Sumber: Tiktok Husain Basyaban

“Aib ini terikat pada pelaku, bukan korban.” Husain, Tiktok 2021.

Tapi bagaimana dengan pernyataan Kevin soal ustad M yang oknum? Mari kembali membaca tulisan di blog ini yang berjudul Terimalah, Grooming Senjatanya Nggak Melulu Persona Baik untuk memahami citra bentukan pelaku kejahatan. Sebelum itu, mari kita memahami pengertian oknum lewat esai berjudul Oknumisasi Aparat dan Politik Bahasa.

Kata “oknum” tidak memiliki terjemahan yang pas dalam Bahasa Inggris. Padanan yang paling mendekati adalah “individual.” Tapi, dalam kata tersebut tak ada citra negatif seperti yang dicitrakan “oknum.” -Triyo Handoko, Remotivi 2021-

Sedikit rangkuman, ustad M sendiri kerap mendesak para perempuan pengikutnya di Instagram untuk video call. Hal ini berlawanan dengan dakwah M menyoal interaksi lawan jenis. Ustad M pun sudah memiliki istri.

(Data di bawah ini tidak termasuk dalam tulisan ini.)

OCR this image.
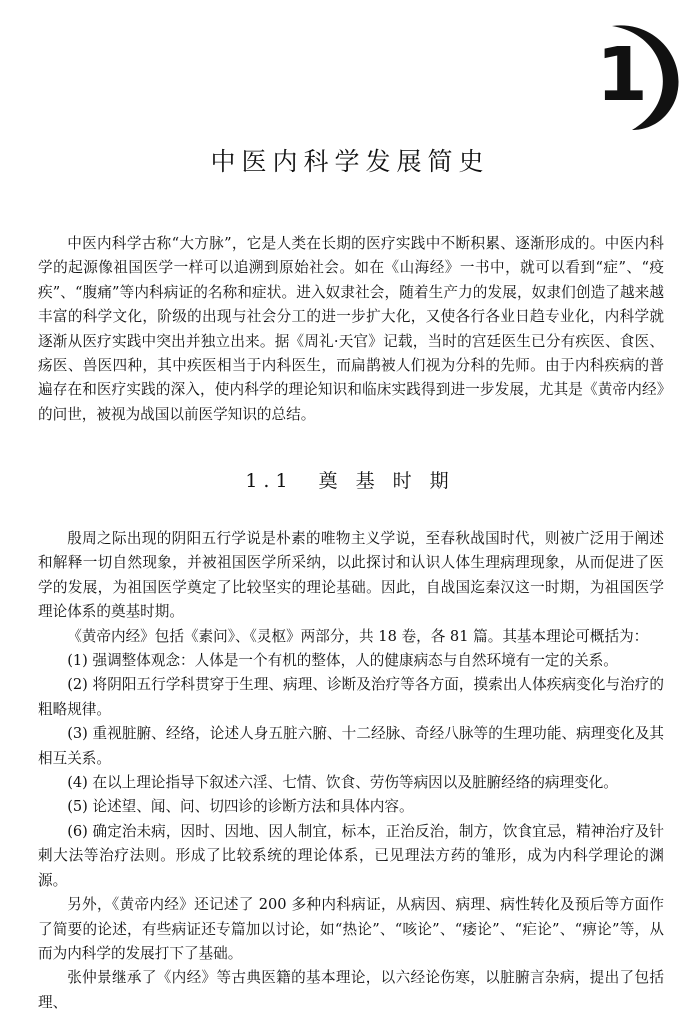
1
中医内科学发展简史

中医内科学古称“大方脉”，它是人类在长期的医疗实践中不断积累、逐渐形成的。中医内科学的起源像祖国医学一样可以追溯到原始社会。如在《山海经》一书中，就可以看到“症”、“疫疾”、“腹痛”等内科病证的名称和症状。进入奴隶社会，随着生产力的发展，奴隶们创造了越来越丰富的科学文化，阶级的出现与社会分工的进一步扩大化，又使各行各业日趋专业化，内科学就逐渐从医疗实践中突出并独立出来。据《周礼·天官》记载，当时的宫廷医生已分有疾医、食医、疡医、兽医四种，其中疾医相当于内科医生，而扁鹊被人们视为分科的先师。由于内科疾病的普遍存在和医疗实践的深入，使内科学的理论知识和临床实践得到进一步发展，尤其是《黄帝内经》的问世，被视为战国以前医学知识的总结。

1.1　奠 基 时 期

殷周之际出现的阴阳五行学说是朴素的唯物主义学说，至春秋战国时代，则被广泛用于阐述和解释一切自然现象，并被祖国医学所采纳，以此探讨和认识人体生理病理现象，从而促进了医学的发展，为祖国医学奠定了比较坚实的理论基础。因此，自战国迄秦汉这一时期，为祖国医学理论体系的奠基时期。

《黄帝内经》包括《素问》、《灵枢》两部分，共 18 卷，各 81 篇。其基本理论可概括为：

(1) 强调整体观念：人体是一个有机的整体，人的健康病态与自然环境有一定的关系。

(2) 将阴阳五行学科贯穿于生理、病理、诊断及治疗等各方面，摸索出人体疾病变化与治疗的粗略规律。

(3) 重视脏腑、经络，论述人身五脏六腑、十二经脉、奇经八脉等的生理功能、病理变化及其相互关系。

(4) 在以上理论指导下叙述六淫、七情、饮食、劳伤等病因以及脏腑经络的病理变化。

(5) 论述望、闻、问、切四诊的诊断方法和具体内容。

(6) 确定治未病，因时、因地、因人制宜，标本，正治反治，制方，饮食宜忌，精神治疗及针刺大法等治疗法则。形成了比较系统的理论体系，已见理法方药的雏形，成为内科学理论的渊源。

另外，《黄帝内经》还记述了 200 多种内科病证，从病因、病理、病性转化及预后等方面作了简要的论述，有些病证还专篇加以讨论，如“热论”、“咳论”、“痿论”、“疟论”、“痹论”等，从而为内科学的发展打下了基础。

张仲景继承了《内经》等古典医籍的基本理论，以六经论伤寒，以脏腑言杂病，提出了包括理、
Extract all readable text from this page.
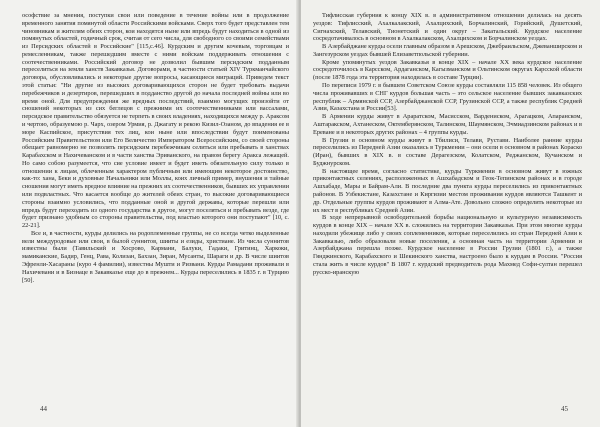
ософствие за мнения, поступки свои или поведение в течение войны или в продолжение временного занятия помянутой области Российскими войсками. Сверх того будет представлен тем чиновникам и жителям обеих сторон, кои находятся ныне или впредь будут находиться в одной из помянутых областей, годичный срок, считая от сего числа, для свободного со своими семействами из Персидских областей в Российские" [115,с.46]. Курдским и другим кочевым, торговцам и ремесленникам, также перешедшим вместе с ними войскам поддерживать отношения с соотечественниками. Российский договор не дозволил бывшим персидским подданным переселиться на земли ханств Закавказья. Договорами, в частности статьей XIV Туркманчайского договора, обусловливались и некоторые другие вопросы, касающиеся миграций. Приведем текст этой статьи: "Ни другие из высоких договаривающихся сторон не будет требовать выдачи перебежчиков и дезертиров, перешедших в подданство другой до начала последней войны или во время оной. Для предупреждения же вредных последствий, взаимно могущих произойти от сношений некоторых из сих беглецов с прежними их соотечественниками или вассалами, персидское правительство обязуется не терпеть в своих владениях, находящихся между р. Араксом и чертою, образуемою р. Чарх, озером Урмия, р. Джагату и рекою Кизил-Озаном, до впадения ее в море Каспийское, присутствия тех лиц, кои ныне или впоследствии будут поименованы Российским Правительством или Его Величество Императором Всероссийским, со своей стороны обещает равномерно не позволять персидским перебежчикам селиться или пребывать в ханствах Карабахском и Нахичеванском и в части ханства Эриванского, на правом берегу Аракса лежащей. Но само собою разумеется, что сие условие имеет и будет иметь обязательную силу только в отношении к лицам, облеченным характером публичным или имеющим некоторое достоинство, как-то: хана, Беки и духовные Начальники или Моллы, коих личный пример, внушения и тайные сношения могут иметь вредное влияние на прежних их соотечественников, бывших их управлении или подвластных. Что касается вообще до жителей обеих стран, то высокие договаривающиеся стороны взаимно условились, что подданные оной и другой державы, которые перешли или впредь будут переходить из одного государства в другое, могут поселяться и пребывать везде, где будет признано удобным со стороны правительства, под властью которого они поступают" [10, с. 22-21].

Все и, в частности, курды делились на родоплеменные группы, не со всегда четко выделенные вели междуродовые или свои, в былой суннитов, шииты и езиды, христиане. Из числа суннитов известны были (Тавильский и Хосрово, Кармани, Балуки, Гадаки, Гритинц, Харкоки, мамиканские, Бадир, Генц, Рава, Колизан, Бахзан, Зиран, Мусанты, Шараги и др. В числе шиитов Эфренли-Хасараны (куро 4 фамилии), известны Мушти и Ризвани. Курды Рамадани проживали в Нахичевани и в Бизнаце в Закавказье еще до в прежнем... Курды переселились в 1835 г. в Турцию [50].

44

Тифлисская губерния к концу XIX в. в административном отношении делилась на десять уездов: Тифлисский, Ахалкалакский, Ахалцихский, Борчалинский, Горийский, Душетский, Сигнахский, Телавский, Тионетский и один округ – Закатальский. Курдское население сосредотачивалось в основном в Ахалкалакском, Ахалцихском и Борчалинском уездах.

В Азербайджане курды осели главным образом в Арешском, Джебраильском, Джеванширском и Зангезурском уездах бывшей Елизаветпольской губернии.

Кроме упомянутых уездов Закавказья в конце XIX – начале XX века курдское население сосредоточилось в Карсском, Ардаганском, Кагызманском и Ольтинском округах Карсской области (после 1878 года эта территория находилась в составе Турции).

По переписи 1979 г. в бывшем Советском Союзе курды составляли 115 858 человек. Из общего числа проживавших в СНГ курдов большая часть – это сельское население бывших закавказских республик – Армянской ССР, Азербайджанской ССР, Грузинской ССР, а также республик Средней Азии, Казахстана и России[53].

В Армении курды живут в Араратском, Масисском, Вардениском, Арагацком, Апаранском, Аштаракском, Ахтанеском, Октемберянском, Талинском, Шаумянском, Эчмиадзинском районах и в Ереване и в некоторых других районах – 4 группы курды.

В Грузии в основном курды живут в Тбилиси, Телави, Рустави. Наиболее ранние курды переселились из Передней Азии оказались в Туркмении – они осели в основном в районах Кораско (Иран), бывших в XIX в. в составе Дерагезском, Колатском, Реджанском, Кучанском и Буджнурском.

В настоящее время, согласно статистике, курды Туркмении в основном живут в южных приконтактных селениях, расположенных в Ашхабадском и Геок-Тепинском районах и в городе Ашхабаде, Мары и Байрам-Али. В последние два пункта курды переселились из приконтактных районов. В Узбекистане, Казахстане и Киргизии местом проживания курдов являются Ташкент и др. Отдельные группы курдов проживают в Алма-Ате. Довольно сложно определить некоторые из их мест в республиках Средней Азии.

В ходе непрерывной освободительной борьбы национальную и культурную независимость курдов в конце XIX – начале XX в. сложились на территории Закавказья. При этом многие курды находили убежище либо у своих соплеменников, которые переселились из стран Передней Азии к Закавказью, либо образовали новые поселения, а основная часть на территории Армении и Азербайджана перешла позже. Курдское население в России Грузии (1801 г.), а также Гянджинского, Карабахского и Шекинского ханства, настроено было к курдам в России. "Россия стала жить в числе курдов" В 1807 г. курдский предводитель рода Махмед Софи-султан перешел русско-иранскую

45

Sumber: Tiktok Kevin Ngunyen

Dan ya, ustad semacam M sebetulnya sama dengan predator lain. Ia sengaja mengambil satu identitas tertentu sebagai citra. Islam tentu bukan tidak sengaja dia pilih.

Predator bisa dengan sengaja mengambil identitas apapun untuk membentuk sistem pendukung dan menjerat mangsa. Ustad M dengan identitas islamnya, sedang para predator lain dengan identitas nasionalis atau lainnya.

Bagaimana bisa seorang predator yang sengaja menggunakan identitas islam sebagai sekadar citra, bisa dianggap bagian dari umat yang sedang berbuat jahat?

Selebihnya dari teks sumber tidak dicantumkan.